Les prémisses de l’élucidation de don Juan étaient incompréhensibles pour moi. Ou peut-être serait-il plus exact de dire que j’étais vaguement et pourtant profondément conscient de la fonctionnalité des prémisses de son explication.

« Les sorciers croient », a poursuivi don Juan, « que lorsque nous récapitulons nos vies, tous les débris, comme je vous l’ai dit, remontent à la surface. Nous réalisons nos incohérences, nos répétitions, mais quelque chose en nous oppose une résistance formidable à la récapitulation. Les sorciers disent que la route n’est libre qu’après un bouleversement gigantesque, après l’apparition sur notre écran du souvenir d’un événement qui ébranle nos fondations par sa clarté terrifiante des détails. C’est l’événement qui nous entraîne vers le moment réel que nous l’avons vécu. Les sorciers appellent cet événement le placeur, car à partir de ce moment, chaque événement que nous abordons est revécu, pas simplement rappelé. »

« Marcher est toujours quelque chose qui précipite les souvenirs », a poursuivi don Juan. « Les sorciers de l’ancien Mexique croyaient que tout ce que nous vivons, nous le stockons comme une sensation à l’arrière des jambes. Ils considéraient l’arrière des jambes comme l’entrepôt de l’histoire personnelle de l’homme. Alors, allons nous promener dans les collines maintenant. » Nous avons marché jusqu’à ce qu’il fasse presque nuit.

« Je pense que je vous ai fait marcher assez longtemps », dit don Juan lorsque nous fûmes de retour à sa maison, « pour que vous soyez prêt à commencer cette manœuvre de sorciers qui consiste à trouver un placeur : un événement de votre vie que vous vous souviendrez avec une telle clarté qu’il servira de projecteur pour éclairer tout le reste de votre récapitulation avec la même clarté, ou une clarté comparable. Faites ce que les sorciers appellent la récapitulation de pièces d’un puzzle. Quelque chose vous amènera à vous souvenir de l’événement qui servira de placeur. » Il m’a laissé seul, en me donnant un dernier avertissement. « Faites de votre mieux », dit-il. « Donnez le meilleur de vous-même. » J’étais extrêmement silencieux pendant un moment, peut-être à cause du silence qui m’entourait. J’ai alors ressenti une vibration, une sorte de secousse dans ma poitrine. J’avais du mal à respirer, mais soudain quelque chose s’est ouvert dans ma poitrine qui m’a permis de prendre une profonde inspiration, et une vue complète d’un événement oublié de mon enfance a jailli dans ma mémoire, comme s’il avait été retenu captif et soudainement libéré.

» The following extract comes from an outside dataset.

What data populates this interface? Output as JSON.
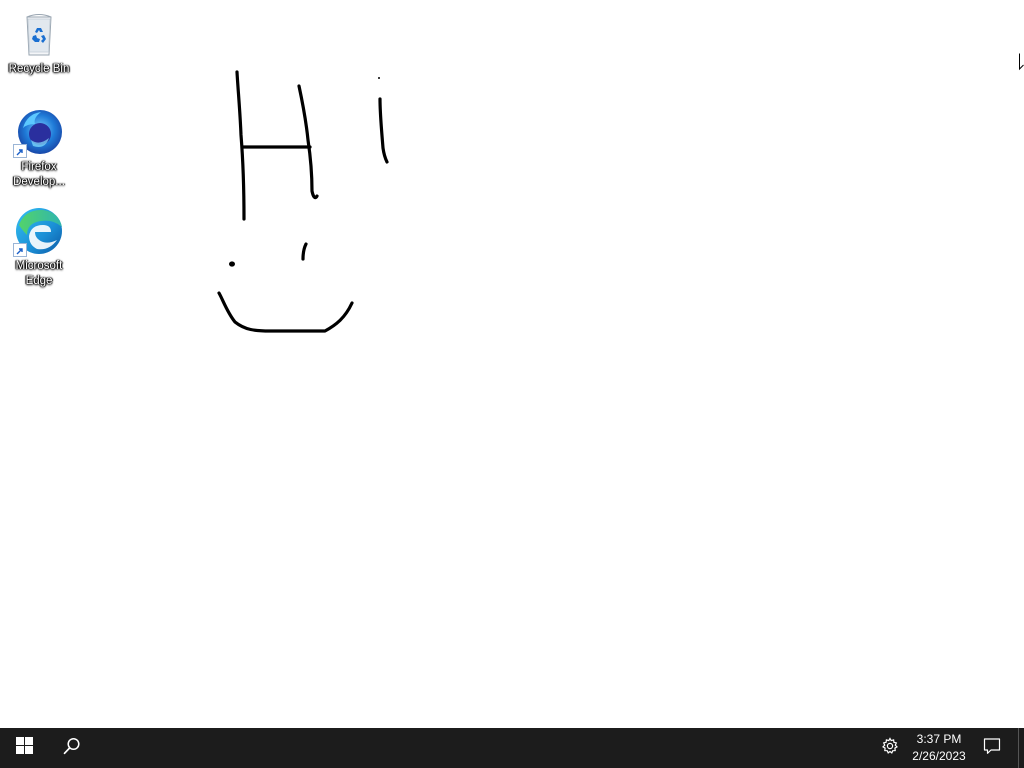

J’étais dans le studio de mon grand-père, où il avait une table de billard, et je jouais au billard avec lui. J’avais presque neuf ans alors. Mon grand-père était un joueur assez habile, et compulsivement, il m’avait appris tous les coups qu’il connaissait jusqu’à ce que je sois assez bon pour avoir un match sérieux avec lui. Nous passions des heures interminables à jouer au billard. Je suis devenu si compétent que, un jour, je l’ai battu. À partir de ce jour, il fut incapable de gagner. Maintes fois, j’ai délibérément perdu la partie, juste pour être gentil avec lui, mais il le savait et se mettait en fureur contre moi. Une fois, il s’est tellement énervé qu’il m’a frappé sur le dessus de la tête avec la queue de billard.

Au grand dam et à la grande joie de mon grand-père, à l’âge de neuf ans, je pouvais faire carambolage sur carambolage sans m’arrêter. Il est devenu si frustré et impatient dans un jeu avec moi une fois qu’il a jeté sa queue et m’a dit de jouer tout seul. Ma nature compulsive m’a permis de rivaliser avec moi-même et de travailler le même coup encore et encore jusqu’à ce que je l’obtienne parfaitement.

Un jour, un homme connu en ville pour ses relations avec le jeu, le propriétaire d’une salle de billard, est venu rendre visite à mon grand-père. Ils parlaient et jouaient au billard quand je suis entré dans la pièce. J’ai instantanément essayé de me retirer, mais mon grand-père m’a attrapé et m’a fait entrer.

« C’est mon petit-fils », dit-il à l’homme.

« Très heureux de vous rencontrer », dit l’homme. Il m’a regardé sévèrement, puis m’a tendu la main, qui avait la taille de la tête d’une personne normale.

J’étais horrifié. Son énorme éclat de rire m’a dit qu’il était conscient de mon malaise. Il m’a dit que son nom était Falelo Quiroga, et j’ai marmonné mon nom.

Il était très grand et extrêmement bien habillé. Il portait un costume croisé bleu à rayures fines avec un pantalon magnifiquement fuselé. Il devait avoir la cinquantaine alors, mais il était mince et en forme, à l’exception d’un léger embonpoint au niveau de la taille. Il n’était pas gros ; il semblait cultiver l’allure d’un homme bien nourri qui n’a besoin de rien. La plupart des gens de ma ville natale étaient décharnés. C’étaient des gens qui travaillaient dur pour gagner leur vie et n’avaient pas de temps pour les mondanités. Falelo Quiroga semblait être le contraire. Toute sa contenance était celle d’un homme qui n’avait de temps que pour les mondanités.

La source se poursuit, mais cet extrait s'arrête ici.